Why is the area of an ellipse simpler than its perimeter?

[losang]

Why does the area of an ellipse have a closed form while the perimeter does not? Obviously if the area is finite so is the boundary so it seems the perimeter should be calculable in a closed form.

 

[marcusl]

The perimeter is

$$P=4aE(\pi/2,e)$$

where a is the length of the semi-major axis, e is eccentricity and E is the complete elliptic integral of the second kind, a well-known, tabulated function.

 

[arildno]

Why does the area of an ellipse have a closed form while the perimeter does not?

Well, it just doesn't.

Obviously if the area is finite so is the boundary

Wrong implication. You can perfectly well have regions with finite areas, yet infinite boundaries.

so it seems the perimeter should be calculable in a closed form.

Why should "closed form" have anything to do with finiteness?

 

[losang]

The perimeter is

$$P=4aE(\pi/2,e)$$

where a is the length of the semi-major axis, e is eccentricity and E is the complete elliptic integral of the second kind, a well-known, tabulated function.

read the question.

 

[slider142]

We could lay a string on the perimeter and in the limit get the exact length by measuring the string. In other words for a circle there is a closed form but as the axis vary wrt one another there is no cloded form. Why?

Do you consider multiplying by a transcendental number (Ie., the closed form for the circle being a parameter multiplied by the limit we named pi) to be "more closed" than using a transcendental function (whose properties weren't taught in grade school)? E(a,b) isn't much stranger than sin(a). Can you express sin(3) in closed form without using another transcendental function?

 

[D H]

show me.

If you have access to Science, you can read this seminal article by Benoit Mandelbrot, "How Long Is the Coast of Britain? Statistical Self-Similarity and Fractional Dimension." http://www.sciencemag.org/cgi/content/abstract/156/3775/636

 

[arildno]

show me.

Sure enough:

First, consider a unit square. Then, place beside the unit square a rectangle of length 1, and height 1/2.
Then, continue by placing beside the rectangle a new rectangle with length 1, and height 1/4

And so on.

Consider now the figure as determined by this arrangement:

If you have n rectangles (the first being the square), its perimeter is simply 2n+2.

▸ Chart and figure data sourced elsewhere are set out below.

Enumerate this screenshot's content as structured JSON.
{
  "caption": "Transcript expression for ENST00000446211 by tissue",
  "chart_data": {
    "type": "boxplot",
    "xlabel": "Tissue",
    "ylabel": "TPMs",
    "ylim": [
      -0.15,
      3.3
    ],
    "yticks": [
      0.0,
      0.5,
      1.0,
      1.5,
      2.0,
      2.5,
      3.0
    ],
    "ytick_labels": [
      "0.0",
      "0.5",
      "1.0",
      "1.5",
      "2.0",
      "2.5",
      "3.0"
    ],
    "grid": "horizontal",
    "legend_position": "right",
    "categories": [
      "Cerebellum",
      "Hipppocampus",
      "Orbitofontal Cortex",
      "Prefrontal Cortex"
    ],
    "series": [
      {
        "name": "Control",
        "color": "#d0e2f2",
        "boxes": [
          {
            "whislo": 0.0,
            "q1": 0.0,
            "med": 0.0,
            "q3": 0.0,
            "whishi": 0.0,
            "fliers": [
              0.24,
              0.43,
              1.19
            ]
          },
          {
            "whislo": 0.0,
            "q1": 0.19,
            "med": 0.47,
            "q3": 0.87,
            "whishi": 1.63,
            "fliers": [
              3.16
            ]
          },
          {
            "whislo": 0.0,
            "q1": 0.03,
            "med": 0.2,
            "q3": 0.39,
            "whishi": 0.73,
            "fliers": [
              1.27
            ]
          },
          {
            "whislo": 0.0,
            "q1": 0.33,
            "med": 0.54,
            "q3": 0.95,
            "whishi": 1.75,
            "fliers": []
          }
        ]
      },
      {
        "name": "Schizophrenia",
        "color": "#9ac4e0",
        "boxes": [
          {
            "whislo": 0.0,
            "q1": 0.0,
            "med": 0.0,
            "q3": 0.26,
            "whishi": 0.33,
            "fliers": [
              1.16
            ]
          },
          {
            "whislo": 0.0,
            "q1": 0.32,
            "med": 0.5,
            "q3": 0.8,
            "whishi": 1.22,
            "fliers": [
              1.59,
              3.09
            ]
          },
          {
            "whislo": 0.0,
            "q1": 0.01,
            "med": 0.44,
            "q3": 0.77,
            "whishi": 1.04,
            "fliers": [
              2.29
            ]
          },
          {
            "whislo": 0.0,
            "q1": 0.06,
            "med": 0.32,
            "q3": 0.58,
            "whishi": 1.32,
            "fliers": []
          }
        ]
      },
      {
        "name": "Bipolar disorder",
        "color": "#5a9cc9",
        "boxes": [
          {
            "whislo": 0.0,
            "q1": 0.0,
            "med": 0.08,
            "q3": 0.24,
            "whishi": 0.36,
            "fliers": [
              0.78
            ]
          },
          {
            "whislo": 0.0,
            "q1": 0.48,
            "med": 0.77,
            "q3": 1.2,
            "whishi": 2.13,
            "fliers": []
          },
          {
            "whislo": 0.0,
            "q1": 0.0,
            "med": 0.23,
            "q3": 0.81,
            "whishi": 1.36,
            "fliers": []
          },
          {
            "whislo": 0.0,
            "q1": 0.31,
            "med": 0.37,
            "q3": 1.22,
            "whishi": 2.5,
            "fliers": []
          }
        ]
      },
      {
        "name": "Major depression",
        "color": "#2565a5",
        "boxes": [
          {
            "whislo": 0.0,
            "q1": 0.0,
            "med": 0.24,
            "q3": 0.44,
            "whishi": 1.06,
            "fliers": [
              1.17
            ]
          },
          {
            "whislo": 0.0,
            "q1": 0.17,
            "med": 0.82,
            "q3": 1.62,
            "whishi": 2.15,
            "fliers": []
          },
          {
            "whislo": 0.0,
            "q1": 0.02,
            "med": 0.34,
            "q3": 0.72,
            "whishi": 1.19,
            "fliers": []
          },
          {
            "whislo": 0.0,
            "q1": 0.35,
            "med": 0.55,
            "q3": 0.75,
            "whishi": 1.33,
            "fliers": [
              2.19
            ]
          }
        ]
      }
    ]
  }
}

As for the area A of the figure, it equals:
$$A=1+\frac{1}{2}+\frac{1}{2^{2}}+\frac{1}{2^{3}}++++\frac{1}{2^{n-1}}=2*(1-(\frac{1}{2})^{n})$$

Thus, as n is allowed to proceed to infinity, the resulting figure will have a perimeter of infinite length, whereas its area equals 2, a finite number.

 

[marcusl]

Why does the area of an ellipse have a closed form while the perimeter does not? Obviously if the area is finite so is the boundary so it seems the perimeter should be calculable in a closed form.

Since the radius varies strongly as a function of polar angle theta, it is not surprising that the perimeter expression is complicated. The real question is why the area expression is simple.

It arises from the following coincidental property of the ellipse: if you draw an ellipse of semi-axes a and b and also draw a circle of radius $$\sqrt{ab}$$, both centered on the origin, then the areas of the sectors formed by the x axis, a radius at angle $$\theta$$, and each curve are equal. The ellipse extends outside the circle near the x-axis but is inside the circle towards the y-axis in such a way that the area differences exactly balance out. EDIT (for clarity): A circle is an ellipse, too, so it is reasonable that one whose radius is the geometric mean of the semi-major and -minor axes of the ellipse has the same area.